New Jersey Republicans did not unite behind Sandman, who was not liked either by Cahill or by Sen. Clifford P. Case, a highly respected moderate. Byrne was elected governor by more than 720,000 votes, one of the biggest landslides in the state’s history. His first term began auspiciously, with legislation to help finance future gubernatorial elections, create a public advocate’s office and simplify voter registration — all measures that he had pushed. During the energy crisis of early 1974, he moved decisively to put into place a widely respected fuel-allocation program.

But in June 1974, he called on the Legislature to pass a $1 billion tax package that included a state income tax. He argued that the levies were necessary; the state Supreme Court, finding wide disparities between rich school districts and poor ones, had ruled that New Jersey could no longer rely on local property taxes to finance education.

Necessary or not, the $1 billion package was political poison. As a candidate, Byrne had not exactly promised that there would be no income tax, but he had not discouraged the impression that he had.

Byrne’s first attempt to win passage of his tax program passed by one vote in the Assembly but was buried in the Senate. He persisted nonetheless. The debate over taxes, particularly the income tax, came to dominate his first term, and while he finally won enactment of a compromise program (with an income tax), he had spent enormous political capital and lost some political friends in the process, assuring himself of an uphill struggle for a second term.

During that second term, ground was broken at the Meadowlands Sports Complex for an indoor arena, and the New Jersey Sports and Exposition Authority decided to name it after Byrne — a decision that drew strong criticism.

The arena became the home of the New Jersey Nets basketball team and, until 2007, when they moved to Newark, of the New Jersey Devils hockey team. The Nets moved to Brooklyn in 2012. The name of the arena was later changed, first to Continental Airlines Arena and then the Izod Center.

After retiring from politics in 1982, Byrne was a senior partner in a law firm in Roseland, New Jersey. He also became a part owner of the Devils, and because of that he may have lost a chance to succeed Bowie Kuhn as baseball commissioner in the early 1980s.

That was because the primary owner of the Devils was John J. McMullen, who also owned the Houston Astros and had become known as a foe of Kuhn.

Brendan Thomas Byrne was born on April 1, 1924, and grew up in West Orange, New Jersey. His father, Francis, was the city’s public safety commissioner and later president of the Essex County tax board. His mother was the former Genevieve Brennan.

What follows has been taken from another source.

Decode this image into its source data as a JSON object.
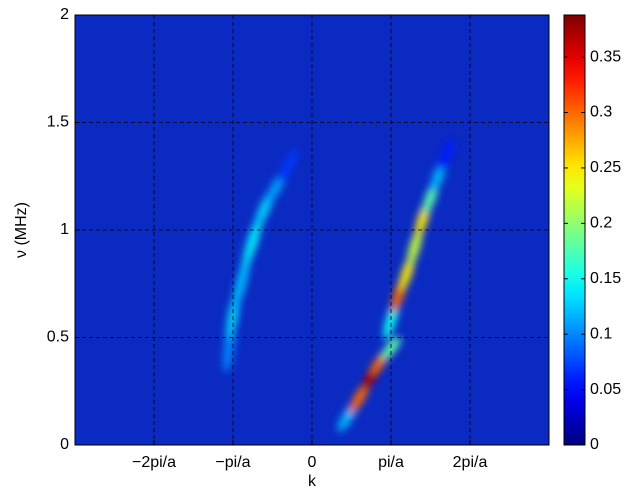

Byrne briefly attended Seton Hall University before enlisting in the Army Air Forces during World War II. He served as a navigator on European bombing missions and won a Distinguished Flying Cross and three Air Medals. He graduated from Princeton in 1949 and from Harvard Law School in 1951.

Byrne’s first marriage, to the former Jean Featherly, ended in divorce.

He is survived by his wife, the former Ruthi Zinn; three sons, Brendan Jr., Timothy and William; three daughters, Nancy Byrne, Mary Anne Byrne and Barbara Stefan; and nine grandchildren. Another daughter, Susan Byrne, died in 2006. In his later years, Byrne remained active while retaining his sense of humor, even in acknowledging the weight of aging.

“Remember that stuff they put in our food during World War II, to prevent us from getting excited about girls?” he said at the dedication of a military monument when he was 84. “It’s beginning to work.”